6 Things Carriers Don’t Want You to Know About Negotiating Freight Rates
Shipping contracts and carrier relationships, like other things, can get stale. This means that it’s natural for the service and rates you are getting from a carrier to occasionally fall out of alignment with your business. When this happens, it’s clearly time to re-negotiate your contract to get your rates and service expectations back in line. While going through the RFP process can be time consuming, it’s an exercise that is always worth the time.
But, don’t go into a contract negotiation or RFP unprepared. Here are 6 things to consider before you get started.
Know Your Products
A key factor in logistics is the type of products you ship. This seems obvious, but as companies’ businesses evolve, their product mix can too. Making sure the Product Classifications are accurately reflected in your LTL tariff, for example, can prevent rates from being overstated. Many companies can secure FAK pricing by discussing their products in detail with carriers — so they know better what to expect. An open discussion with carriers about your products is a great way to see if this is an option for your freight.
Know Your Locations
Locations change just like products do. Where the product is shipping from has a big impact on pricing, so as the location of your suppliers and your facilities change, so will your shipping lanes. Presenting carriers with current shipping data and future plans that may change those dynamics will enable carriers to provide the best pricing for the lanes you ship in.
Know Your Volume
Guess what changes just like products and locations? Your shipping volume. Again, presenting carriers with current data and future projections for shipping volume enables them to model pricing based on where your business is going, not where it was years ago when the original agreement was drafted. The more volume you ship, the better rates you can negotiate, so it pays to be thorough with your company’s volume data.

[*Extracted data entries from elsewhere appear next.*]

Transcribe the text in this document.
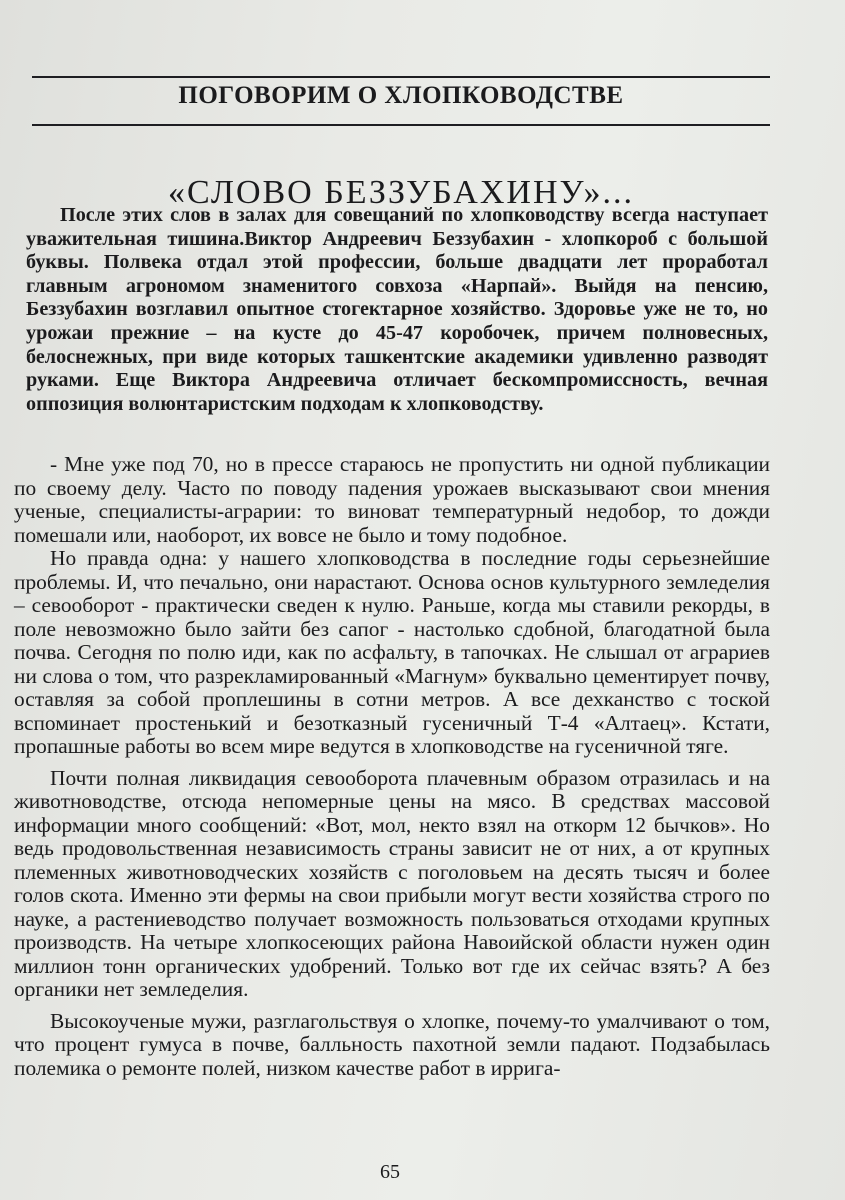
ПОГОВОРИМ О ХЛОПКОВОДСТВЕ
«СЛОВО БЕЗЗУБАХИНУ»...

После этих слов в залах для совещаний по хлопководству всегда наступает уважительная тишина.Виктор Андреевич Беззубахин - хлопкороб с большой буквы. Полвека отдал этой профессии, больше двадцати лет проработал главным агрономом знаменитого совхоза «Нарпай». Выйдя на пенсию, Беззубахин возглавил опытное стогектарное хозяйство. Здоровье уже не то, но урожаи прежние – на кусте до 45-47 коробочек, причем полновесных, белоснежных, при виде которых ташкентские академики удивленно разводят руками. Еще Виктора Андреевича отличает бескомпромиссность, вечная оппозиция волюнтаристским подходам к хлопководству.

- Мне уже под 70, но в прессе стараюсь не пропустить ни одной публикации по своему делу. Часто по поводу падения урожаев высказывают свои мнения ученые, специалисты-аграрии: то виноват температурный недобор, то дожди помешали или, наоборот, их вовсе не было и тому подобное.

Но правда одна: у нашего хлопководства в последние годы серьезнейшие проблемы. И, что печально, они нарастают. Основа основ культурного земледелия – севооборот - практически сведен к нулю. Раньше, когда мы ставили рекорды, в поле невозможно было зайти без сапог - настолько сдобной, благодатной была почва. Сегодня по полю иди, как по асфальту, в тапочках. Не слышал от аграриев ни слова о том, что разрекламированный «Магнум» буквально цементирует почву, оставляя за собой проплешины в сотни метров. А все дехканство с тоской вспоминает простенький и безотказный гусеничный Т-4 «Алтаец». Кстати, пропашные работы во всем мире ведутся в хлопководстве на гусеничной тяге.

Почти полная ликвидация севооборота плачевным образом отразилась и на животноводстве, отсюда непомерные цены на мясо. В средствах массовой информации много сообщений: «Вот, мол, некто взял на откорм 12 бычков». Но ведь продовольственная независимость страны зависит не от них, а от крупных племенных животноводческих хозяйств с поголовьем на десять тысяч и более голов скота. Именно эти фермы на свои прибыли могут вести хозяйства строго по науке, а растениеводство получает возможность пользоваться отходами крупных производств. На четыре хлопкосеющих района Навоийской области нужен один миллион тонн органических удобрений. Только вот где их сейчас взять? А без органики нет земледелия.

Высокоученые мужи, разглагольствуя о хлопке, почему-то умалчивают о том, что процент гумуса в почве, балльность пахотной земли падают. Подзабылась полемика о ремонте полей, низком качестве работ в ирригa-

65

A flexible shipping schedule is another negotiating tactic. A rigid schedule with outbound shipments or delivery requirements might be met with higher shipping costs from a carrier. Putting constraints on carriers limits their ability to optimize their equipment and people, so flexibility on your part may often lead to lower rates.
The transportation industry is very much driven by supply and demand. Going into negotiations with a lot of contingencies and requirements will lead to higher rates. Likewise, sending the message that you are in need of a carrier NOW shows desperation, and carriers will take advantage. Instead, be relaxed in the negotiations while firmly communicating your needs. Negotiating a contract that is the most beneficial to you will take some time.
Finally, Read the Fine Print
Rules and fees (like accessorials) can vary by carrier, so reading carrier proposals line by line is important. If you’ve been paying for additional charges, like driver unloading for example, an RFP or re-negotiation is a great time to have those types of fees included in your rates or stricken from the agreement altogether.
As a shipper, it is critical that you understand all the points of your agreement. Any agreement should be comprehensive to include clauses for lost, damaged, or stolen merchandise. It should also include any additional fees for shipping hazardous materials, fuel surcharges, or sorting fees. These are all highly negotiable points if you find any of them unreasonable.